Ese acto de clemencia, dirigido a una ciudad entera que lo había rechazado, exiliado y combatido durante casi veinte años, quedó como uno de los momentos más recordados de toda su vida.

El retorno al monoteísmo original

El Profeta ﷺ se dirigió después hacia la Kaaba, el santuario que Ibrahim e Ismail habían erigido siglos atrás para la adoración exclusiva de Allah, y que con el tiempo se había llenado de ídolos y estatuas. Uno por uno, ordenó retirar y destruir esos ídolos, recitando mientras lo hacía un versículo que anunciaba el fin definitivo de la falsedad y la llegada de la verdad (Corán 17:81). Con ese gesto, la casa sagrada quedaba devuelta, después de generaciones, al propósito con el que había sido construida desde un principio.

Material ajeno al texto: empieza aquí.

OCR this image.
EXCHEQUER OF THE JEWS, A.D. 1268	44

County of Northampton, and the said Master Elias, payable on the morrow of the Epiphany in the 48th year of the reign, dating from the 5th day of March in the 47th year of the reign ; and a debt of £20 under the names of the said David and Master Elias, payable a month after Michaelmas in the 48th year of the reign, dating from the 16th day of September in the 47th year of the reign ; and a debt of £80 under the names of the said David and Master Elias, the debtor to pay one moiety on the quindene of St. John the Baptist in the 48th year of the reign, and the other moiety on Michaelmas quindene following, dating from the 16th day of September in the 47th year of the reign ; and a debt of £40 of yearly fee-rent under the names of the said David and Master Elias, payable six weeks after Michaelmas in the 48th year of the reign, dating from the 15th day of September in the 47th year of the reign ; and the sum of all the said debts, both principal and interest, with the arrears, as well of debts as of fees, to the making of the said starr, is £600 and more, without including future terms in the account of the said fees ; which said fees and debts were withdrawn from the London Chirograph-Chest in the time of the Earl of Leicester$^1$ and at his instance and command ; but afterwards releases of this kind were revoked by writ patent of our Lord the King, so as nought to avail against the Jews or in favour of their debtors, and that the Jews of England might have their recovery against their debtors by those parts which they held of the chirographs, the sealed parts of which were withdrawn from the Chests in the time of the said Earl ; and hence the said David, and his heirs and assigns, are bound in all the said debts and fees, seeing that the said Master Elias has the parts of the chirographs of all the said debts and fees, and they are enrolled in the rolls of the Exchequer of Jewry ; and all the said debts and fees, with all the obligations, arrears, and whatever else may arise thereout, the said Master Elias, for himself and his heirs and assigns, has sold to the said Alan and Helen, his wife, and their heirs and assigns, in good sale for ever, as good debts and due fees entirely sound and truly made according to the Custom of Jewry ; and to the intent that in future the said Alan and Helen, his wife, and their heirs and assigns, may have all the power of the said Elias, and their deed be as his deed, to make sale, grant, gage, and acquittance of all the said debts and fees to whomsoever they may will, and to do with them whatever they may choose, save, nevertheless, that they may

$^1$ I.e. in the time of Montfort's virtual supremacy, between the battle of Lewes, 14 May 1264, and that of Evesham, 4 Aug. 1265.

La conquista de La Meca, lograda casi sin derramamiento de sangre y coronada por el perdón en lugar de la venganza, se convirtió en el sello de una misión que nunca había buscado el poder por sí mismo, sino la restauración de la adoración exclusiva a Allah y la reconciliación de un pueblo dividido durante generaciones.

Fuentes

  1. Corán 110:1-3

Preguntas frecuentes

¿Por qué se rompió el Tratado de Hudaybiyyah?

Un grupo aliado de Quraysh atacó a una tribu que estaba bajo la protección de los musulmanes, violando así una de las condiciones centrales del tratado de paz de diez años, lo que dejó a los musulmanes en libertad de responder.

¿Qué hizo el Profeta ﷺ al entrar en La Meca?

Ordenó evitar el derramamiento de sangre, concedió un perdón general a la población, incluidos antiguos enemigos declarados, y destruyó los ídolos que rodeaban la Kaaba, devolviendo el santuario al monoteísmo original de Ibrahim.